The “horrible” I refer to is mostly contained in these two sentences:
…the apparently never-ending deadly violence between Hamas fighters and the al-Aqsa Martyrs’ Brigades in Gaza–to say nothing of the murderous hatred both sides openly profess toward all Jews–ought to provide considerable cause for pause among those who demand an immediate end to the Israeli occupation, security concerns be damned. And yet from those who hold that position, one hears precious little about Israel’s entirely understandable worries about the prospects of being asked to live alongside a failed, fanatical and heavily armed Islamic state.”
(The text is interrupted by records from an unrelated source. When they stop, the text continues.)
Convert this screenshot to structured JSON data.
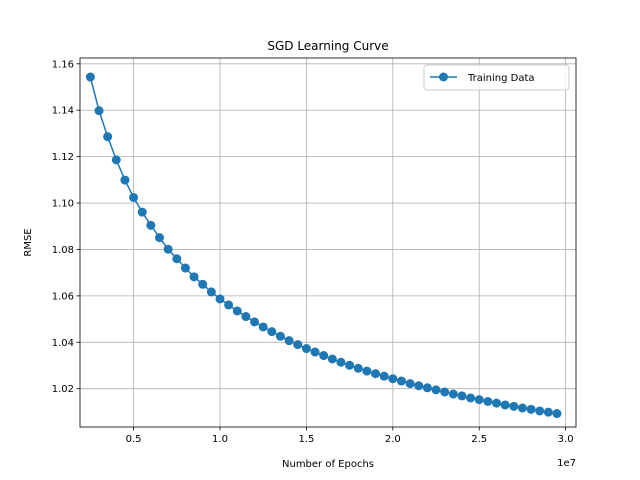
{
  "chart_data": {
    "type": "line",
    "title": "SGD Learning Curve",
    "xlabel": "Number of Epochs",
    "ylabel": "RMSE",
    "x_offset_label": "1e7",
    "xlim": [
      1900000,
      30600000
    ],
    "ylim": [
      1.0035,
      1.1625
    ],
    "xticks": [
      5000000,
      10000000,
      15000000,
      20000000,
      25000000,
      30000000
    ],
    "xtick_labels": [
      "0.5",
      "1.0",
      "1.5",
      "2.0",
      "2.5",
      "3.0"
    ],
    "yticks": [
      1.02,
      1.04,
      1.06,
      1.08,
      1.1,
      1.12,
      1.14,
      1.16
    ],
    "ytick_labels": [
      "1.02",
      "1.04",
      "1.06",
      "1.08",
      "1.10",
      "1.12",
      "1.14",
      "1.16"
    ],
    "grid": true,
    "legend_position": "top-right",
    "series": [
      {
        "name": "Training Data",
        "color": "#1f77b4",
        "marker": "circle",
        "x": [
          2500000,
          3000000,
          3500000,
          4000000,
          4500000,
          5000000,
          5500000,
          6000000,
          6500000,
          7000000,
          7500000,
          8000000,
          8500000,
          9000000,
          9500000,
          10000000,
          10500000,
          11000000,
          11500000,
          12000000,
          12500000,
          13000000,
          13500000,
          14000000,
          14500000,
          15000000,
          15500000,
          16000000,
          16500000,
          17000000,
          17500000,
          18000000,
          18500000,
          19000000,
          19500000,
          20000000,
          20500000,
          21000000,
          21500000,
          22000000,
          22500000,
          23000000,
          23500000,
          24000000,
          24500000,
          25000000,
          25500000,
          26000000,
          26500000,
          27000000,
          27500000,
          28000000,
          28500000,
          29000000,
          29500000
        ],
        "y": [
          1.1543,
          1.1398,
          1.1286,
          1.1186,
          1.1099,
          1.1024,
          1.0961,
          1.0904,
          1.0851,
          1.0801,
          1.076,
          1.072,
          1.0682,
          1.065,
          1.0617,
          1.0587,
          1.0561,
          1.0535,
          1.0511,
          1.0488,
          1.0466,
          1.0446,
          1.0426,
          1.0407,
          1.039,
          1.0373,
          1.0358,
          1.0343,
          1.0328,
          1.0314,
          1.0301,
          1.0288,
          1.0276,
          1.0265,
          1.0254,
          1.0243,
          1.0233,
          1.0222,
          1.0213,
          1.0204,
          1.0195,
          1.0186,
          1.0177,
          1.0169,
          1.016,
          1.0153,
          1.0145,
          1.0138,
          1.013,
          1.0124,
          1.0117,
          1.0111,
          1.0104,
          1.0099,
          1.0093
        ]
      }
    ]
  }
}
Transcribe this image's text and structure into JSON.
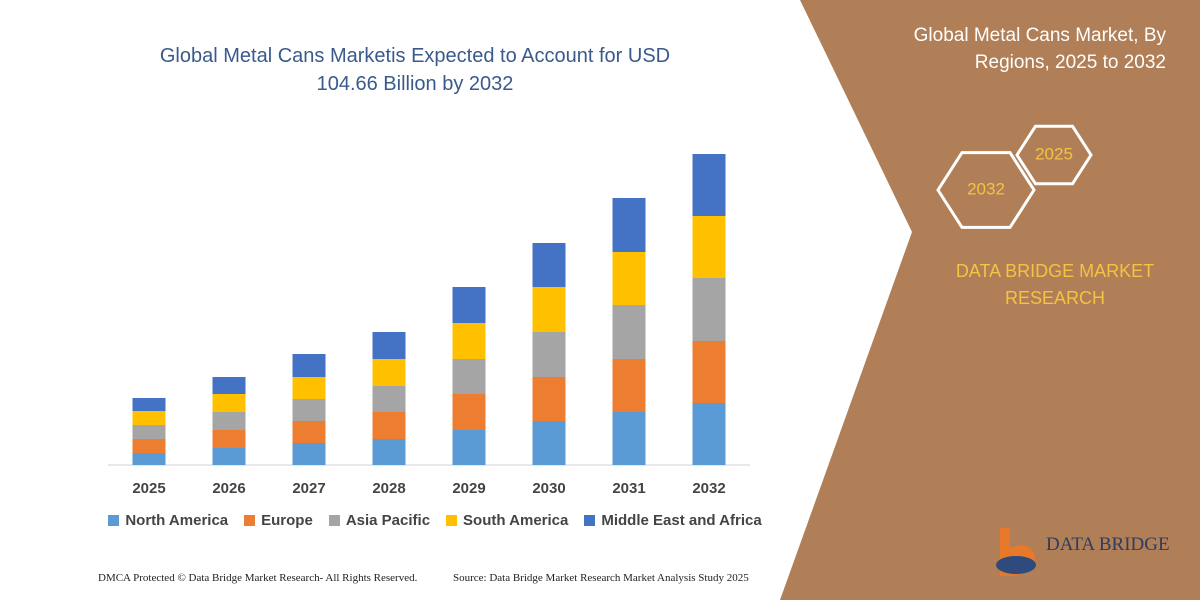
{
  "chart_data": {
    "type": "bar",
    "stacked": true,
    "title": "Global Metal Cans Marketis Expected to Account for USD 104.66 Billion by 2032",
    "categories": [
      "2025",
      "2026",
      "2027",
      "2028",
      "2029",
      "2030",
      "2031",
      "2032"
    ],
    "series": [
      {
        "name": "North America",
        "color": "#5b9bd5",
        "values": [
          12,
          17,
          22,
          26,
          35,
          44,
          53,
          62
        ]
      },
      {
        "name": "Europe",
        "color": "#ed7d31",
        "values": [
          14,
          18,
          22,
          27,
          36,
          44,
          53,
          62
        ]
      },
      {
        "name": "Asia Pacific",
        "color": "#a5a5a5",
        "values": [
          14,
          18,
          22,
          26,
          35,
          45,
          54,
          63
        ]
      },
      {
        "name": "South America",
        "color": "#ffc000",
        "values": [
          14,
          18,
          22,
          27,
          36,
          45,
          53,
          62
        ]
      },
      {
        "name": "Middle East and Africa",
        "color": "#4472c4",
        "values": [
          13,
          17,
          23,
          27,
          36,
          44,
          54,
          62
        ]
      }
    ],
    "ylim": [
      0,
      311
    ],
    "legend": "bottom",
    "grid": false
  },
  "panel": {
    "heading": "Global Metal Cans Market, By Regions, 2025 to 2032",
    "hexagons": [
      "2025",
      "2032"
    ],
    "brand": "DATA BRIDGE MARKET RESEARCH"
  },
  "footer": {
    "left": "DMCA Protected © Data Bridge Market Research- All Rights Reserved.",
    "right": "Source: Data Bridge Market Research  Market Analysis Study 2025"
  },
  "logo": {
    "text": "DATA BRIDGE"
  }
}
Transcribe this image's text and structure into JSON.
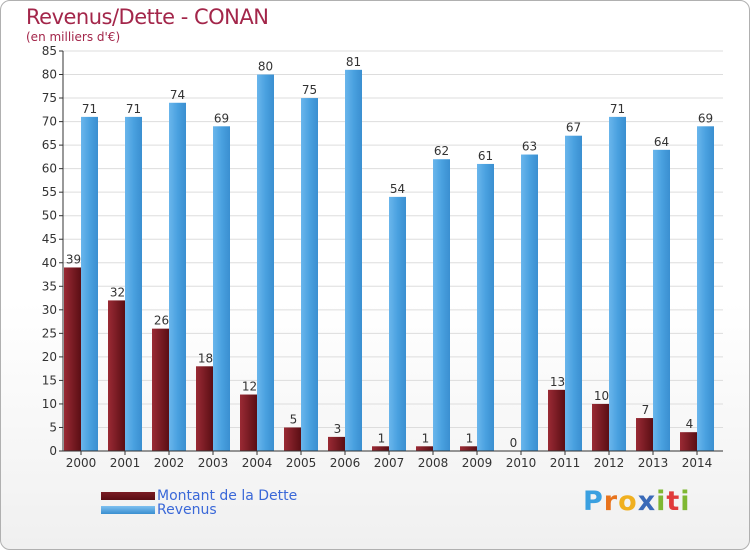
{
  "title": "Revenus/Dette - CONAN",
  "subtitle": "(en milliers d'€)",
  "brand": {
    "letters": [
      "P",
      "r",
      "o",
      "x",
      "i",
      "t",
      "i"
    ],
    "colors": [
      "#3aa0e0",
      "#e8731c",
      "#f0b020",
      "#3a6ab8",
      "#7fb832",
      "#e03a3a",
      "#7fb832"
    ]
  },
  "colors": {
    "dette": "#7a1c24",
    "revenus": "#4aa1e0",
    "axis": "#333333",
    "grid": "#dddddd"
  },
  "chart_data": {
    "type": "bar",
    "categories": [
      "2000",
      "2001",
      "2002",
      "2003",
      "2004",
      "2005",
      "2006",
      "2007",
      "2008",
      "2009",
      "2010",
      "2011",
      "2012",
      "2013",
      "2014"
    ],
    "series": [
      {
        "name": "Montant de la Dette",
        "values": [
          39,
          32,
          26,
          18,
          12,
          5,
          3,
          1,
          1,
          1,
          0,
          13,
          10,
          7,
          4
        ]
      },
      {
        "name": "Revenus",
        "values": [
          71,
          71,
          74,
          69,
          80,
          75,
          81,
          54,
          62,
          61,
          63,
          67,
          71,
          64,
          69
        ]
      }
    ],
    "ylim": [
      0,
      85
    ],
    "yticks": [
      0,
      5,
      10,
      15,
      20,
      25,
      30,
      35,
      40,
      45,
      50,
      55,
      60,
      65,
      70,
      75,
      80,
      85
    ],
    "legend_position": "bottom-left"
  }
}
“Murderous hatred” professed “toward all Jews”??? I suddenly felt I was reading an ADL or AIPAC pamphlet instead of The Nation. Is this what happens when one goes back to schul? At a time when radical imams and mosques are being singled out for condemnation, perhaps it is time to address what is being disseminated in synagogues, even the reformed variety that Eric attends. I have read too much and talked to too many Palestinians not to recognise the disinformation and paranoia in that statement.
And apparently spent no time at PMW or MEMRI. The Palestinians this commenter has spoken to may or may not be honest with him about their feelings — my guess is he wouldn’t know — but the two groups that Alterman identifies here — Hamas and al-Aqsa Martyrs’ Brigade both express poisonous attitudes towards Israelis and Jews.
The only Jews that are acceptable to Palestinian zealots are the ones willing to be Dhimmi. Your easy dismissal of the terribly serious problem of Palestinian hatred — immensely intensified by their control of media — and your ready willingness to turn the self-critical eye back on any suggestion that this is a problem — as if what Reform schuls are saying is in any way similar to the genocidal vitriol that appears daily in mosques throughout the world — make you a welcome “Jew” to those Palestinians still trying to cover the deep shame of how their culture has been taken hostage to a death cult.
You do the Palestinians, whom you undoubtedly wish to help, by encouraging this “face-saving” denial of a fundamental problem.